Теперь у него под ногами жил своей жизнью все тот же город, опьяненный усталостью и шумом, но мальчик был уже старше и внимательней, уже без берета, однако все в той же холщовой жилетке. Одинокая и неприкаянная фигурка Бабы-яги взметнулась вверх и вбок, быстро исчезнув в вечернем воздухе. Должно быть, она почувствовала, что здесь ей нечего делать, так как у этого дома появился свой покровитель. А мальчик стал наблюдать, как по пустырю под окном беззвучно кружат собаки, выгуливаемые перед сном. Они бегали тяжело, словно маленькие лошади, и с бестолковой резвостью вдруг принимались бросаться друг на друга. Дальше в темноте виднелись черные фигуры их хозяев с зажженными сигаретами в руках; по тому, как неторопливо и плавно двигались эти огоньки, видно было, что им скучно друг с другом, что им давно уже не о чем беседовать и их скудные интересы исчерпывались первыми несколькими фразами диалога.
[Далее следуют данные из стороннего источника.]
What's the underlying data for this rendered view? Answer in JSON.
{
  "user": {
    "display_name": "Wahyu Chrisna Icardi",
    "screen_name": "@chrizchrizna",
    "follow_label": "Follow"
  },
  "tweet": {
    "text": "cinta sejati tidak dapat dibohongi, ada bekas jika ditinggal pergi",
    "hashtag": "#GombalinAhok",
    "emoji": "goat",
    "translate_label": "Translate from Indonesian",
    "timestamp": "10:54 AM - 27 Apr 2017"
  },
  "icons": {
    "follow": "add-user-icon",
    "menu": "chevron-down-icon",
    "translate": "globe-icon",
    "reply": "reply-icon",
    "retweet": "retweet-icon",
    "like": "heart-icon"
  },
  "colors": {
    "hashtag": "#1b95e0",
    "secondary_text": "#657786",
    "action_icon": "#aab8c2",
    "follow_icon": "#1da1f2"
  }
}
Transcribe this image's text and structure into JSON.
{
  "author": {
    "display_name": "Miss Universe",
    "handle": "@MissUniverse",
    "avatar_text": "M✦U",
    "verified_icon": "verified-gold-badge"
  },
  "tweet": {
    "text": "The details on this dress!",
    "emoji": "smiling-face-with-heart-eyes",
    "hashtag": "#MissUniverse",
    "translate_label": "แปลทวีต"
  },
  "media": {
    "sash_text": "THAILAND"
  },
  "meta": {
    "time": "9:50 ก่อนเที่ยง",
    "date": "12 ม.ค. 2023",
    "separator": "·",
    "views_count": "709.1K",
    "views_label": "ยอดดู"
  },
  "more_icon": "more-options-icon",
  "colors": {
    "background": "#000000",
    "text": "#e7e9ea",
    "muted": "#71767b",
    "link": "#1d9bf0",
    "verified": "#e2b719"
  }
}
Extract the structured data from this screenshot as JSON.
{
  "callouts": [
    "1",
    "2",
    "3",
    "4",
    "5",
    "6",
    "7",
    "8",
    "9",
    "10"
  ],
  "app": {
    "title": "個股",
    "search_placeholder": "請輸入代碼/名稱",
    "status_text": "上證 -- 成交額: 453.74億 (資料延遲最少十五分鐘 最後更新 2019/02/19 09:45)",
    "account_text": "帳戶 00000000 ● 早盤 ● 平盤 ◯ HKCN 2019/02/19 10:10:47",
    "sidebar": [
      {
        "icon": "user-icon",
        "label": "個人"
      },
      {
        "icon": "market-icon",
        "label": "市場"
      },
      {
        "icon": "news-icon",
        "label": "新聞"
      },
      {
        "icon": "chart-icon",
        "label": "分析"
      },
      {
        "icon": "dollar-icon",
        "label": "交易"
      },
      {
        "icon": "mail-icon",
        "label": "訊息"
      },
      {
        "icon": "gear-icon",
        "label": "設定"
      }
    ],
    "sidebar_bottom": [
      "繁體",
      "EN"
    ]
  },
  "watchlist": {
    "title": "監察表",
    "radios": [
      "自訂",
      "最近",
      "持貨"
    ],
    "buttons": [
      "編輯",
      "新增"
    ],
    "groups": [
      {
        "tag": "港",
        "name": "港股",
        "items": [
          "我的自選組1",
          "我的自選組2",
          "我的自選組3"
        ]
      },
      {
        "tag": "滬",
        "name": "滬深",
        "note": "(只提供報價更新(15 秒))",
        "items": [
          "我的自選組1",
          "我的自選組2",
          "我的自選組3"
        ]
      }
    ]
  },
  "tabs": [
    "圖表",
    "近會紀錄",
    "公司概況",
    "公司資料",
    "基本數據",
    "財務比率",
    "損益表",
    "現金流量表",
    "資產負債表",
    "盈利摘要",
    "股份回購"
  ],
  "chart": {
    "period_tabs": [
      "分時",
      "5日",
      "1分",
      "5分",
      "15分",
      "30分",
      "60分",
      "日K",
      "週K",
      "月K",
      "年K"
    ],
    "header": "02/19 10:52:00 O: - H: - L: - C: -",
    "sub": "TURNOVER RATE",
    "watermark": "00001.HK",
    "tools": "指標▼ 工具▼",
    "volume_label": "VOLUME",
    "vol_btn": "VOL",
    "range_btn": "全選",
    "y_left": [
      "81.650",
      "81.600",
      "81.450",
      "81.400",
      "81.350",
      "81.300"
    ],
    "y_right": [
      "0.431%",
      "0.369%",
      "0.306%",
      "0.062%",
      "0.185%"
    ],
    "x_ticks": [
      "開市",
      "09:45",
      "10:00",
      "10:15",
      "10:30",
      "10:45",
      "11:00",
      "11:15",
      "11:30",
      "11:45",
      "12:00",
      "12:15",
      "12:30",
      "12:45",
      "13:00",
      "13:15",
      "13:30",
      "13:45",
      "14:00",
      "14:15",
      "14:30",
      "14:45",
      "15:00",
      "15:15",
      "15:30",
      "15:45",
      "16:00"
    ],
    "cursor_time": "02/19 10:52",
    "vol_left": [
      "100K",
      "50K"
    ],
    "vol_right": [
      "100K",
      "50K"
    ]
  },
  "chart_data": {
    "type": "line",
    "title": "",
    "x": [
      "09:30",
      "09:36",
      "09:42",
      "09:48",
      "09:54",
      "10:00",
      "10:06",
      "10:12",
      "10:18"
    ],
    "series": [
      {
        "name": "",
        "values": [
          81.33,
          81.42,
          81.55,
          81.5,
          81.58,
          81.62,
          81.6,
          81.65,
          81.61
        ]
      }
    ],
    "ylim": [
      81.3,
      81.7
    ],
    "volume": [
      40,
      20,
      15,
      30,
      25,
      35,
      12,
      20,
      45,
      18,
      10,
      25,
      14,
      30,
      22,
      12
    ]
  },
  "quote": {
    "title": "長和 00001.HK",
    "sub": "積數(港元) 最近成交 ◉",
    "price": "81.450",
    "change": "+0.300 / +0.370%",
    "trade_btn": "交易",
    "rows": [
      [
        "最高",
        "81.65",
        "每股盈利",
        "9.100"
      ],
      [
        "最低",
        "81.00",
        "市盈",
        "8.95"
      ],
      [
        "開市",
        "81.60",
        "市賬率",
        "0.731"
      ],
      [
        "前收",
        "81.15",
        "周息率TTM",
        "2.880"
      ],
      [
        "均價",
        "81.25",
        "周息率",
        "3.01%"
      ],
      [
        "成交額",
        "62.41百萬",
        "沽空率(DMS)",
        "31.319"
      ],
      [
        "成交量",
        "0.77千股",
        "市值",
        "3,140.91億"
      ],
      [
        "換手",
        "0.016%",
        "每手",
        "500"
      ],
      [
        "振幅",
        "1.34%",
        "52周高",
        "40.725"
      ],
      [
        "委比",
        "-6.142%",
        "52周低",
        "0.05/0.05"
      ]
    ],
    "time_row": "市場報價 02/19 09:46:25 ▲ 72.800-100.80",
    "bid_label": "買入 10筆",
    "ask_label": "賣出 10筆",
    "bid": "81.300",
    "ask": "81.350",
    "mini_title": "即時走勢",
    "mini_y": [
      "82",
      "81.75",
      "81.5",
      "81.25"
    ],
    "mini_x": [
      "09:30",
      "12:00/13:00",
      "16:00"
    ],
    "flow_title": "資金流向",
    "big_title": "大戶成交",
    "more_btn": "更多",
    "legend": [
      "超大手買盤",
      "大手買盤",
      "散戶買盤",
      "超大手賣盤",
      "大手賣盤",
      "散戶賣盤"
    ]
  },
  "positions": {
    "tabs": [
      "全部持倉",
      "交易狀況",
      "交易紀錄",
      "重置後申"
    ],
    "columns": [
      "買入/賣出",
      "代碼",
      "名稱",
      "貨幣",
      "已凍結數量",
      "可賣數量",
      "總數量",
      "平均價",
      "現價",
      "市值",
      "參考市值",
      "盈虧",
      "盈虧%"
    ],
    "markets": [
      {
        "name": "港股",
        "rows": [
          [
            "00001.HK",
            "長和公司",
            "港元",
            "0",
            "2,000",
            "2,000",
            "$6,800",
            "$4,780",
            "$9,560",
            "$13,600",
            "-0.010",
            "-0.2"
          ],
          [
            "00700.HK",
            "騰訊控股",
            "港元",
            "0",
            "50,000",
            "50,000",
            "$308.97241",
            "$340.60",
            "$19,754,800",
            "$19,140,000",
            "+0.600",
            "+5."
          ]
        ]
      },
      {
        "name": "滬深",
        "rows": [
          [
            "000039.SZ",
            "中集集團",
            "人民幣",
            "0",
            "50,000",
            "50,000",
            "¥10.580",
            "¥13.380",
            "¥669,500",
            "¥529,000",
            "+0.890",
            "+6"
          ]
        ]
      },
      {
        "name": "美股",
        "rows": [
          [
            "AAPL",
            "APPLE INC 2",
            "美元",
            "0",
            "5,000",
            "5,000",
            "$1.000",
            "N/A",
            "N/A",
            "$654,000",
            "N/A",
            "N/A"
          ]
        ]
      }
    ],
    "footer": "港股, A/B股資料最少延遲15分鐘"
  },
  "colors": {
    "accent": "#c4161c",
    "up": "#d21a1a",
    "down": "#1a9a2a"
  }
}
Иногда в гости к бабушке Наташе захаживала третья соседка по этажу – бабулька значительно ее моложе, примерно лет на тридцать, – тетя Нина. Жизнеутверждающие интонации ее голоса выдавали в ней сильную натуру и жесткий волевой характер, закаленный работою в ЖЭКе. Голубые, выцветшие за годы, ее глаза глядели опустошающе напрямик, если так можно сказать о взгляде. Слово «напрямик» и в остальном вязалось со всей ее натурой. Терпкий запах спиртного всегда сопровождал ее. Уверенность, оптимистичность, несвойственные людям такого возраста, были столь заразительны, что передавались и окружающим. Особенно сильно это контрастировало с мягкостью и кротостью бабушки Наташи, которую, казалось, легко можно было обидеть. И потому тетя Нина относилась к ней покровительственно, как старшая подруга. Такое их соседство являлось важным тылом для бабушки Наташи, смертью мужа ввергнутой во власть одиночества.
Тетю Нину всегда сопровождала ее толстенькая колченогая собачонка с черным ухом и слегка перекошенной челюстью, что, впрочем, было заметно только при ближайшем рассмотрении – то есть кухонному мальчику. Ему было видно, что желтоватые нижние зубки у нее слегка виднелись с левой стороны, как будто она всегда криво скалилась, а может, так и было… Похожая на переваренный пельмень, собачка Бима, обычно всегда следовавшая за своей хозяйкой, закатывалась на кривых ножках в кухню, норовила сунуть нос в каждый угол, в том числе и в тот, в котором жил мальчик. В эти минуты они встречались взглядами, и мальчик как-то съеживался, а Бима, судя по ее глазкам-бусинкам, толи не узнавала его, толи вовсе не видела. Трудно было разгадать это, ведь мальчик и сам не знал, виден ли он со стороны, но он никогда об этом не задумывался. Это была глуповатая собака, ничего нельзя было прочитать по ее вечно скалящейся морде. Она только сопела и фыркала, а лаяла редко, и то если пугалась сама.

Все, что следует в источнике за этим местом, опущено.